Staying Within the Lines: Advice on Adhering to Myeloma Treatment
REVLIMID (lenalidomide), Pomalyst (pomalidomide), Thalomid (thalidomide) and Ninlaro (ixazomib) are oral therapies used to treat multiple myeloma, and this list will continue to grow. Of all drugs in the oncology pipeline, 25 to 35 percent are oral, according to a 2009 study.
What does this mean to patients? They spend less time at the clinic and more time doing what they want when prescribed an oral therapy. These therapies are less problematic on a patient’s work schedule and are convenient when traveling. Oral medications are easy to administer. Most patients prefer swallowing a pill versus being stuck with a needle.
However, with patients responsible for the administration of their own therapy, the issue of adherence needs to be addressed. Medication adherence refers to whether patients take their medications as prescribed (dose, timing, with or without food), as well as whether they continue to take the medicines at all. There is a 37 percent rate of nonadherence to oral anticancer agents, research by one group in the pharmaceutical industry shows.
Why would a patient not follow doctor’s orders? Sometimes they just forget. Complicated dosing schedules, fatigue, chemobrain and depression can contribute to forgetfulness. If a patient is taking a maintenance dose to keep her disease in remission for as long as possible, the urgency of getting the myeloma under control is no longer an issue, and she may become complacent. If non-adherence is due to forgetfulness, electronic reminders via text messages, smartphone applications, alerts or e-mails may be helpful. Smart pill bottles that send and collect adherence data are being developed to help patients remember to take their medications. Pillboxes can also be used. Friends or family members can help support medication adherence by providing gentle reminders.

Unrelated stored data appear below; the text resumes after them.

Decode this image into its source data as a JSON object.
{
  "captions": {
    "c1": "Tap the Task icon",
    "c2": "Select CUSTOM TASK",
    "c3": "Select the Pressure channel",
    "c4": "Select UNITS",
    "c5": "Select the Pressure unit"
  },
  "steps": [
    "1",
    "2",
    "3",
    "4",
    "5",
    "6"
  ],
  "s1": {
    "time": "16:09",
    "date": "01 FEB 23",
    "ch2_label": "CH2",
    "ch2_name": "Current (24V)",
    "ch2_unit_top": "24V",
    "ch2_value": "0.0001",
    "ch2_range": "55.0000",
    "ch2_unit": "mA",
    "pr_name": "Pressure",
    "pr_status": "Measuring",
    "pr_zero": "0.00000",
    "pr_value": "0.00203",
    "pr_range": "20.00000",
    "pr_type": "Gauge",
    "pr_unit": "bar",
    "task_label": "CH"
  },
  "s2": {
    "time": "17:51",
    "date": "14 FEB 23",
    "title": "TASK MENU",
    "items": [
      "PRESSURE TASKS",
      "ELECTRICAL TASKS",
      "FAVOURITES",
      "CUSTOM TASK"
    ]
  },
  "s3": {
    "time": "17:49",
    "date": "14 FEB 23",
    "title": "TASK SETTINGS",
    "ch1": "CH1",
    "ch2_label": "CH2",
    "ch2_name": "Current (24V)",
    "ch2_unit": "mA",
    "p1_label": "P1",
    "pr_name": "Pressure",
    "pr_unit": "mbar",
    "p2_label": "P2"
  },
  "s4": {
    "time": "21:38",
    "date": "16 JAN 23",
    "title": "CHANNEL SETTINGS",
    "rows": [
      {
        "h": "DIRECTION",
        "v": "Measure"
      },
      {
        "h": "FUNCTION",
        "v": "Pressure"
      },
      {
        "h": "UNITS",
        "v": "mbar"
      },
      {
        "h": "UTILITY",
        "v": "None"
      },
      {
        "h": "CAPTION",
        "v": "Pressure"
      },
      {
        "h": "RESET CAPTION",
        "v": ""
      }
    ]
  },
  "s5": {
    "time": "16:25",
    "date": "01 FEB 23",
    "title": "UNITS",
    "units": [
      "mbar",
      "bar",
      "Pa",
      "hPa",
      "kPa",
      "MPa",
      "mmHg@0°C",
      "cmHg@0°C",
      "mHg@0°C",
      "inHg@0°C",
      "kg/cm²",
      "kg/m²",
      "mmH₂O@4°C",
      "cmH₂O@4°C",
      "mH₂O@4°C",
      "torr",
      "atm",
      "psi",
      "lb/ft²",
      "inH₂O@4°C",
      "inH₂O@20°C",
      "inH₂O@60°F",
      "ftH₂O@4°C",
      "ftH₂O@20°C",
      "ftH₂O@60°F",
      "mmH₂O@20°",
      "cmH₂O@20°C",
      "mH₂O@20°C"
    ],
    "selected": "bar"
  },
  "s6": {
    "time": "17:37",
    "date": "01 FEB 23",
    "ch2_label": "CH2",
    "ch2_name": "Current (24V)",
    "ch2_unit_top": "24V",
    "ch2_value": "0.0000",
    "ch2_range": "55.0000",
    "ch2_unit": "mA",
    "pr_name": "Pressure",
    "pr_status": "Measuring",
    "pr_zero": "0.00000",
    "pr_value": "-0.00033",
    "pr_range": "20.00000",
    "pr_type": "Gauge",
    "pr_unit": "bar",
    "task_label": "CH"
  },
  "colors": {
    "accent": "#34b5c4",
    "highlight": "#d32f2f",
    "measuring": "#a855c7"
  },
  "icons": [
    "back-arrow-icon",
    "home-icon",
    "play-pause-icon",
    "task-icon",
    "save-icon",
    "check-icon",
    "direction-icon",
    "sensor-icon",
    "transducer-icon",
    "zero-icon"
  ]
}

Other times, patients may be unintentionally non-adherent. A patient may take his medication in the evening instead of the afternoon or with food instead of on an empty stomach. Patients need to be educated so they understand that certain drugs work best on an empty stomach or with food, and that taking them differently may decrease their effectiveness. Treatment calendars (ninlaro.com/dosing-calendar.pdf) that outline complicated dosing schedules should be employed. These calendars should include all medications the patient is taking, not just myeloma therapies. Icons can be used to make them easy to interpret. These calendars can be paper, electronic or application-based on smartphones. Ideally, they should be created by the patient’s health care team. Caregivers can help develop a calendar or set reminders/alerts on their loved ones’ smartphones if a treatment calendar is not provided.

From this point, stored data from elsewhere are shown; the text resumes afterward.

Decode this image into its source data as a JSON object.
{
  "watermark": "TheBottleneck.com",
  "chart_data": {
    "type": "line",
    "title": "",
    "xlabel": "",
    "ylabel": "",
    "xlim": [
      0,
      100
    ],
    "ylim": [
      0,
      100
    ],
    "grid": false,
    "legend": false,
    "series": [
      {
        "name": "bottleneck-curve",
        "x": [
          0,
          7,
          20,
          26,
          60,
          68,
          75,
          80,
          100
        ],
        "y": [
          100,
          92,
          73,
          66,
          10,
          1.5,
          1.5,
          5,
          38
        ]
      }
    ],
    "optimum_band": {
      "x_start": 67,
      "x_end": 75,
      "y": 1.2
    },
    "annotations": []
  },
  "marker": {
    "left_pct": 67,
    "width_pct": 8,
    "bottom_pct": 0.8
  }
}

Patients may also deliberately change the way they take their oral medications in the hopes of controlling side effects. Since patients are not making weekly clinic visits, sometimes their side effects are not monitored as closely as they would be under the supervision of an infusion nurse. Once again, education is key. Side-effect management should be discussed with the health care team and with other patients. Online patient communities such as Smart Patients (smartpatients.com) provide a forum where patients can share information and ask questions. In-person support groups also provide patients with helpful tips. The International Myeloma Foundation has a state-by-state listing (support.myeloma.org) of all its affiliated support communities. Patients who are educated on side-effect management may be less likely to discontinue therapy because of preventable complications, especially if their therapy is ongoing for several years.
If the process for obtaining a prescribed medication is cumbersome, the prescription may not get filled. Patients cannot take medications they do not have, and caregivers can be a big help here. Caregivers should monitor when the next refill is needed and help with placing and picking up the order. Sometimes a patient may need a blood test prior to a prescription being filled. Caregivers can accompany their loved ones to the lab.

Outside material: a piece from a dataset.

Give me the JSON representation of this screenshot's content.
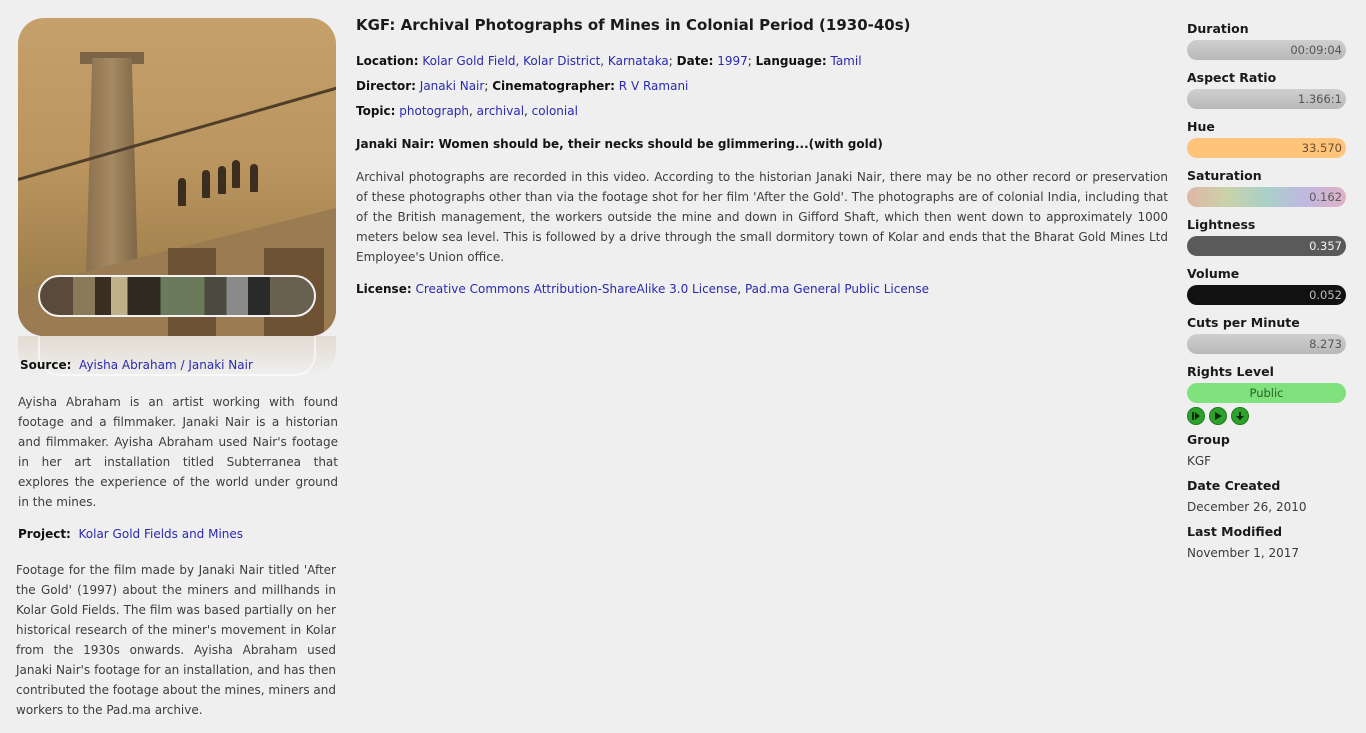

Some patients stop or spread out the doses of their oral medications because of costs that are overwhelming for them. Treatment with oral anti-myeloma medications can be expensive.
Pomalyst costs about $147,302 if a patient takes it for a year. Under a typical pharmacy benefit plan, patients might be responsible for 20 percent of that cost.
Maintenance treatment is usually ongoing until disease progression or until side effects become unmanageable. This could be years. Costs add up, which could become a significant financial burden. Tough decisions sometimes need to be made: Do I continue maintenance therapy, or do I pay my mortgage? Patients with cancer go bankrupt at 2.5 times the rate of the general population. Talking with your myeloma specialist and fellow members of a myeloma support community can help you weigh the pros and cons of continuous therapy. Fortunately, there is financial assistance available to help pay for medications. Most manufacturers offer financial assistance or reimbursement programs. Celgene has its Celgene Patient Support program (celgenepatientsupport.com) and Takeda offers Ninlaro 1Point (ninlaro.com/cost). In addition to these programs, many foundations, such as the Leukemia and Lymphoma Society (https://www.lls.org/support/financial-support/co-pay-assistance-program), the Patient Access Network (panfoundation.org) and Good Days (mygooddays.org) provide patient assistance.
Self-administration of oral medication empowers patients and may lead to a better quality of life. Patients who have a support network, strategies for managing side effects, financial resources and an open relationship with their health care teams may be more likely to stay on their treatment courses. Everyone needs to work as a team to address the new challenges that self-administration brings.